On Thursday, October 6, Victoria councillor Marianne Alto introduced two motions calling on the City of Victoria to “open up government” by “providing its data for easy observation and use to the people who pay for it – local residents.”
Alto asked that her fellow councillors, and the City, adpot a set of “open data principles”, namely that all data made public should be complete, collected at source, released in a timely fashion, accessible, freely available, and non-proprietary.
Alto then asked that City staff report back on the cost associated with taking specific actions, including building searchable databases of bylaws and permits, creating searchable archives of council agendas and minutes, enabling live video streaming of council meetings, and automatically releasing all reports submitted to council.
Alto’s motions were warmly received by the other councillors, and passed easily. “It’s great for governance, it’s great for citizens who want to engage our city,” said mayor Dean Fortin.
As advocates for transparent government, we at Open Victoria also applaud councillor Alto for her initiative.
However, we have to wonder if many of these proposals will actually be realized.

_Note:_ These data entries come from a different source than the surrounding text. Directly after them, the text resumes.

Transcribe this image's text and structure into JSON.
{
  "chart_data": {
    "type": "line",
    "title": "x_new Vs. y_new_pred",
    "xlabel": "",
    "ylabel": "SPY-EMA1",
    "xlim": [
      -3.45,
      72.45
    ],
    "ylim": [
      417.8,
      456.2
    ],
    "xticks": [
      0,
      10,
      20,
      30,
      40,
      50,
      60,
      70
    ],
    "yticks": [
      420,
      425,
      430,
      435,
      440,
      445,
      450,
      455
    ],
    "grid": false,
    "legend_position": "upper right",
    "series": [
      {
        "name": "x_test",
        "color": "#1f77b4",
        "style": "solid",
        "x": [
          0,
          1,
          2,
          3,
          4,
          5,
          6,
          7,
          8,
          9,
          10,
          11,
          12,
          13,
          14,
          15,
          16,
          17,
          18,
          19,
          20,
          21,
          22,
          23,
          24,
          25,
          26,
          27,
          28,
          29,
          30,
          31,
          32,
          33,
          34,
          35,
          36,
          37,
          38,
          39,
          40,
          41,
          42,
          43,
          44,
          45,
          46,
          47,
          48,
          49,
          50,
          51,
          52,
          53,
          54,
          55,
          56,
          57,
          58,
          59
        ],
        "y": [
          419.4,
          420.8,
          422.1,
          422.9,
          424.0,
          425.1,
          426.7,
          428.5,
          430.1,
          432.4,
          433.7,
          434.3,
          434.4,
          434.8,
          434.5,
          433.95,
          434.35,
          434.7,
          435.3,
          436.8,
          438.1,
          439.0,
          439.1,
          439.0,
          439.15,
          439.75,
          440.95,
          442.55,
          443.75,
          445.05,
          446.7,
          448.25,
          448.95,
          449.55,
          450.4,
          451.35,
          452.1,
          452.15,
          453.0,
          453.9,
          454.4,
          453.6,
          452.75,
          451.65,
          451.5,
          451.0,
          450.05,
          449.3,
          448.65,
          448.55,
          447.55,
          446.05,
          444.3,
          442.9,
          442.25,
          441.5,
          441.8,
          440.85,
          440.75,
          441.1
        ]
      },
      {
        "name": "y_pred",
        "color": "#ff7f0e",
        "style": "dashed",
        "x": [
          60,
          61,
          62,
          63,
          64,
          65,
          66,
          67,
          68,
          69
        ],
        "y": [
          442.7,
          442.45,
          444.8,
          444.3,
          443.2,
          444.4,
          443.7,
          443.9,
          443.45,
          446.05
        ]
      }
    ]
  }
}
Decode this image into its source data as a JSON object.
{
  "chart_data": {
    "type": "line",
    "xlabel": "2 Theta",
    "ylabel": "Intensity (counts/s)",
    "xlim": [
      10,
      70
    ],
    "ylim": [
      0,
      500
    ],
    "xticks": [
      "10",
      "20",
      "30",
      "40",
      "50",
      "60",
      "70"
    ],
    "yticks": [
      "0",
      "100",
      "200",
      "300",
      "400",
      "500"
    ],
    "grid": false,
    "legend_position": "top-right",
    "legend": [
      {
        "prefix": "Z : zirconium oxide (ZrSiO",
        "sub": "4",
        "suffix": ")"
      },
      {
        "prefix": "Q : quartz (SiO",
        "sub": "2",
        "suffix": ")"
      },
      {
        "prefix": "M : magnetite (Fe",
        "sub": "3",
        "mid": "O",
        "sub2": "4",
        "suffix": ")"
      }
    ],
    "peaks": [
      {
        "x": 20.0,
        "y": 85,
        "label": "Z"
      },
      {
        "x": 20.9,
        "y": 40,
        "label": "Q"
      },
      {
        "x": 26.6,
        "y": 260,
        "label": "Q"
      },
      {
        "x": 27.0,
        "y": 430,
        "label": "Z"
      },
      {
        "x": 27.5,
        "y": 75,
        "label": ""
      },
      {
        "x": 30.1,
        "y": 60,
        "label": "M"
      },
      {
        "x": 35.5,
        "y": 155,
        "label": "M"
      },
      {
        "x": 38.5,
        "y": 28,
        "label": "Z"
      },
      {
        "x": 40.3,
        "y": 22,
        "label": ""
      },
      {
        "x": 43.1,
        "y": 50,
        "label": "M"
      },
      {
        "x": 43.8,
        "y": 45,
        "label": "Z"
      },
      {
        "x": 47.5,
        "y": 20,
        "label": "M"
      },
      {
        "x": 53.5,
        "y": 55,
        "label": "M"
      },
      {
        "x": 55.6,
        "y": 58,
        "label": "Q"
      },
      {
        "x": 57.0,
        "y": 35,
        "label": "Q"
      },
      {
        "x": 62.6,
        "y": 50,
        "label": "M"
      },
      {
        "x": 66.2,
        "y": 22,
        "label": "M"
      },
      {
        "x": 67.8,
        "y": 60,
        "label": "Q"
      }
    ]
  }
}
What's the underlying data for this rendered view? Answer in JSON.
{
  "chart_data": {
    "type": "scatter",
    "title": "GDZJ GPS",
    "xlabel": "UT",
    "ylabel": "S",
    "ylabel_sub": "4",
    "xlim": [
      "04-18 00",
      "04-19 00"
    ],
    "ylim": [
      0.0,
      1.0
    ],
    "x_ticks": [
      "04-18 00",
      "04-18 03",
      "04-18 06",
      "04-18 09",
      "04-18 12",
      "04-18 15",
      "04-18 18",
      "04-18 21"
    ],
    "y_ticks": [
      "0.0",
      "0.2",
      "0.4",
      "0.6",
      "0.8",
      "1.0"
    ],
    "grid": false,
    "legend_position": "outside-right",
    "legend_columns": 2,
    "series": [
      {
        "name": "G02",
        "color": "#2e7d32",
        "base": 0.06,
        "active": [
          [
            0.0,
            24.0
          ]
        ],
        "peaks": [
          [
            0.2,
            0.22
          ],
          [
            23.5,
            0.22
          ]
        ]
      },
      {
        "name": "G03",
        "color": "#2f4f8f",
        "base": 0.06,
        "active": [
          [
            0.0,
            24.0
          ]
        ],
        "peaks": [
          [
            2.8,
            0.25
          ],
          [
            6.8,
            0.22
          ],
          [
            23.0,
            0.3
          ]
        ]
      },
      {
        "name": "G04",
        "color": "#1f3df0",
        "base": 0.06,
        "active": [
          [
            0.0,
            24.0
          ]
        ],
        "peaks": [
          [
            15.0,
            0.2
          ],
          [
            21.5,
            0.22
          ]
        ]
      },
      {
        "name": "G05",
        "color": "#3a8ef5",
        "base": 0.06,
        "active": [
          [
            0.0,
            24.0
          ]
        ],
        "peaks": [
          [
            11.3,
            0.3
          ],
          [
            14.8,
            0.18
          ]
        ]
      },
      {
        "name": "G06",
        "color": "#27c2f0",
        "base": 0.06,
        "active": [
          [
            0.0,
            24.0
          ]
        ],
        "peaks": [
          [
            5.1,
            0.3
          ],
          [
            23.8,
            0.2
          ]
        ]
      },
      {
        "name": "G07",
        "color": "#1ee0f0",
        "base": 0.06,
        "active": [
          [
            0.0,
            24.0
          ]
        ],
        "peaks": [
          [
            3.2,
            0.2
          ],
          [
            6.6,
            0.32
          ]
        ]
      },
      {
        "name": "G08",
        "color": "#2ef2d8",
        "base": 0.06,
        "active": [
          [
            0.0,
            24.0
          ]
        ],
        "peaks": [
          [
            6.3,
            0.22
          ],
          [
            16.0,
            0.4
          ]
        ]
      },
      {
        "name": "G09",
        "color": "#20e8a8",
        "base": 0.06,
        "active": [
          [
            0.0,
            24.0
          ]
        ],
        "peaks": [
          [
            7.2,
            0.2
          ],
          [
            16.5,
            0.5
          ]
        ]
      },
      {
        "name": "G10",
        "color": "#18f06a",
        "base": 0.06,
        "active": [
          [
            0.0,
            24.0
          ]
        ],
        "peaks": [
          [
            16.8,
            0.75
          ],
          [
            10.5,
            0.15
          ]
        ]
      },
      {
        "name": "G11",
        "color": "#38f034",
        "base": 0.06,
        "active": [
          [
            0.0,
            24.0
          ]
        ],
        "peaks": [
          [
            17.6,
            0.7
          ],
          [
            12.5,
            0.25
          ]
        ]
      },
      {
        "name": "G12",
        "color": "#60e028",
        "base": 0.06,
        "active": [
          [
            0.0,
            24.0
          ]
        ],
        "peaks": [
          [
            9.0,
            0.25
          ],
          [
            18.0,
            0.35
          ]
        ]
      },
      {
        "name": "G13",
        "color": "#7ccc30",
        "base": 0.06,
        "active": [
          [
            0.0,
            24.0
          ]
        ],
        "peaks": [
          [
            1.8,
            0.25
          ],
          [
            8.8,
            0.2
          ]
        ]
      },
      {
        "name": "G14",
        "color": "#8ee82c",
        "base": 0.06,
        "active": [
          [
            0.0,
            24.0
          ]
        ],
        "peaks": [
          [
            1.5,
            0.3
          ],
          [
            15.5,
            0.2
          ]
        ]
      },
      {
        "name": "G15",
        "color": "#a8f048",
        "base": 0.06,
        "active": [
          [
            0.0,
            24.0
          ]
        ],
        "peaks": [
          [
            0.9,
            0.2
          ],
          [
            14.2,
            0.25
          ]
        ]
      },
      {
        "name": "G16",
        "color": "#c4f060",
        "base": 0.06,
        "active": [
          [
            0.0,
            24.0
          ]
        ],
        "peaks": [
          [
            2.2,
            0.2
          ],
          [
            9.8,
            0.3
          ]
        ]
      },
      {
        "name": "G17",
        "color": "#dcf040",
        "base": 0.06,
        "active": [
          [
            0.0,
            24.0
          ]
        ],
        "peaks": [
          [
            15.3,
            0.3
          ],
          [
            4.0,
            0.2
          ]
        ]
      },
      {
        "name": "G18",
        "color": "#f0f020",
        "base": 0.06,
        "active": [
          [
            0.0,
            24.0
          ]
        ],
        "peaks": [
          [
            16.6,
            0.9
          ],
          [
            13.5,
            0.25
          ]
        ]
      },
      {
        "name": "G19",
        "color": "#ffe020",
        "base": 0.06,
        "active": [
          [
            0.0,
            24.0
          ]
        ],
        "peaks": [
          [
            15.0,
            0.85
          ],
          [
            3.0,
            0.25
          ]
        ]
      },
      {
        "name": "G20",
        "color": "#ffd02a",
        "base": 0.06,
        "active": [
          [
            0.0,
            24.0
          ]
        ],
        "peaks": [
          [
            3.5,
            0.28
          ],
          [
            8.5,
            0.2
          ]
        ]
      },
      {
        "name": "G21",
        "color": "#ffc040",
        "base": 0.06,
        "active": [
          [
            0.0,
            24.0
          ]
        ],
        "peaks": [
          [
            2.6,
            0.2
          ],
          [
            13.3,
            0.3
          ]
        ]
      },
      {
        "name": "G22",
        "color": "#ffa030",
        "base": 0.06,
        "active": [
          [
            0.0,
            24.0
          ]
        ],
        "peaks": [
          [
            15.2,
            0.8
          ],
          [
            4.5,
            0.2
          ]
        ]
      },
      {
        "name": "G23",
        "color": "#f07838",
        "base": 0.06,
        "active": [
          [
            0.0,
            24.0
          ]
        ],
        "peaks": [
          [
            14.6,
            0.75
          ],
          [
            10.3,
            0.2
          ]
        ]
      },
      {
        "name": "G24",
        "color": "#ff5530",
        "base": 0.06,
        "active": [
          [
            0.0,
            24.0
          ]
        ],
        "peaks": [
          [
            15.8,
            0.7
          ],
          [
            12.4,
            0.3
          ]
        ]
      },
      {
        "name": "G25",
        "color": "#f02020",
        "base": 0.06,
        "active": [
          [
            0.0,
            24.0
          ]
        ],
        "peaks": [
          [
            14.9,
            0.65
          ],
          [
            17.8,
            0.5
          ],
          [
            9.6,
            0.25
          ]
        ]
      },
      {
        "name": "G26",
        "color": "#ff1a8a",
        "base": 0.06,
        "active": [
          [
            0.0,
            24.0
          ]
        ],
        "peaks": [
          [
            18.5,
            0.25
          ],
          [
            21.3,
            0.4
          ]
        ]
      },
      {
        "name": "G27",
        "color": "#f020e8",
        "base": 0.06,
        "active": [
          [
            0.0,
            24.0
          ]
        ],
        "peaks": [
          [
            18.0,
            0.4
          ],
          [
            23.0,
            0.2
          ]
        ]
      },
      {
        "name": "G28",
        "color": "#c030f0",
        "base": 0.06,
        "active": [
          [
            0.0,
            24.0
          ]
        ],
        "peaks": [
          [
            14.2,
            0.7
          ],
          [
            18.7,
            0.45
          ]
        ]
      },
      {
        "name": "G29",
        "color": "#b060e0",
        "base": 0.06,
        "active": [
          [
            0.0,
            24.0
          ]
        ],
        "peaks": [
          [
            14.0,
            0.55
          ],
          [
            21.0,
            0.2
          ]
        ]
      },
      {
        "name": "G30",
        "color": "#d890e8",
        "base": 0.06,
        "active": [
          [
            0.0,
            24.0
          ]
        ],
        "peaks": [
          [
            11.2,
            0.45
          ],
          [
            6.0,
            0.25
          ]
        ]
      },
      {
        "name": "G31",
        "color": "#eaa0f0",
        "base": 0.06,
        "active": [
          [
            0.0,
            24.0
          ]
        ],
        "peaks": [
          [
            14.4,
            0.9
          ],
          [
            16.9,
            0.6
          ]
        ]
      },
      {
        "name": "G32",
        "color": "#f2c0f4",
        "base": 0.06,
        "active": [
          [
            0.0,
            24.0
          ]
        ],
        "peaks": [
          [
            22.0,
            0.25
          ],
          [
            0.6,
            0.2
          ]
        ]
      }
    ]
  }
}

In January 2009, right after he was elected mayor of Victoria, Dean Fortin told Monday Magazine (original article here) that he would take similar steps to more open government:
Fortin pledges accountability
In the run-up to November’s  municipal election, then-mayoral candidate Dean Fortin told Monday that one of the steps he would take if he were made mayor was recording council votes and posting them to the City of Victoria website. He also suggested recording city council meetings and streaming them live to the web so residents could have access to “really boring TV,” that would, nonetheless, increase accountability and transparency at City Hall. So does Fortin still feel the same now that he finds himself in the driver’s seat?
“It’s absolutely and totally on the agenda,” says Fortin. “I think it speaks to who this administration, mayor and council are.”
None of this was done. Votes continue to go unrecorded, and the councillors have disappeared into closed, in-camera sessions at 32 of 33 of their meetings. Should anyone expect such tendencies to change if the same administration remains in place?
Alto’s motion also failed to impose any date or deadline for staff to report back on the feasibility of such changes, let alone implement them.
Open-data initiatives don’t need to take long. In October 2009, Edmonton councillor Don Iveson made a proposal like Alto’s, and by January 2010, the City of Edmonton’s information technology department – using a report they’d crowdsourced in Google Documents – had their open-data catalogue up and running.
The City of Victoria’s legislative services director, Rob Woodland, did tell the councillors that some items in Alto’s motion would be coming “sooner rather than later”, especially once the City’s new website is up and running. However, the new website’s been in the works for many moons now. (Ironically, at the same meeting, councillors finally received the City’s new bicycle parking strategy – which took two years to prepare.) Target dates have been part of open-data projects in other cities, and Victoria’s should have one too.
Finally, missing from Alto’s plan was any provision to ask the public – the people who are actually going to use the data – what and how they want it made available. Usually, the first step a municipal government takes is to hold a City Camp, where programmers and citizens identify the needs and priorities. This would be infinitely preferable to a top-down, we-know-best approach, where City Hall unilaterally dictates what information it will allow the public to have.
Any move toward more open information at City Hall is to be congratulated, and we thank councillor Alto for her initiative. But transparency is about more than just data – it’s a culture, and one that the City of Victoria has been slow to embrace. Citizens will have to be vigilant to see if City Hall actually puts its open-data principles into practice.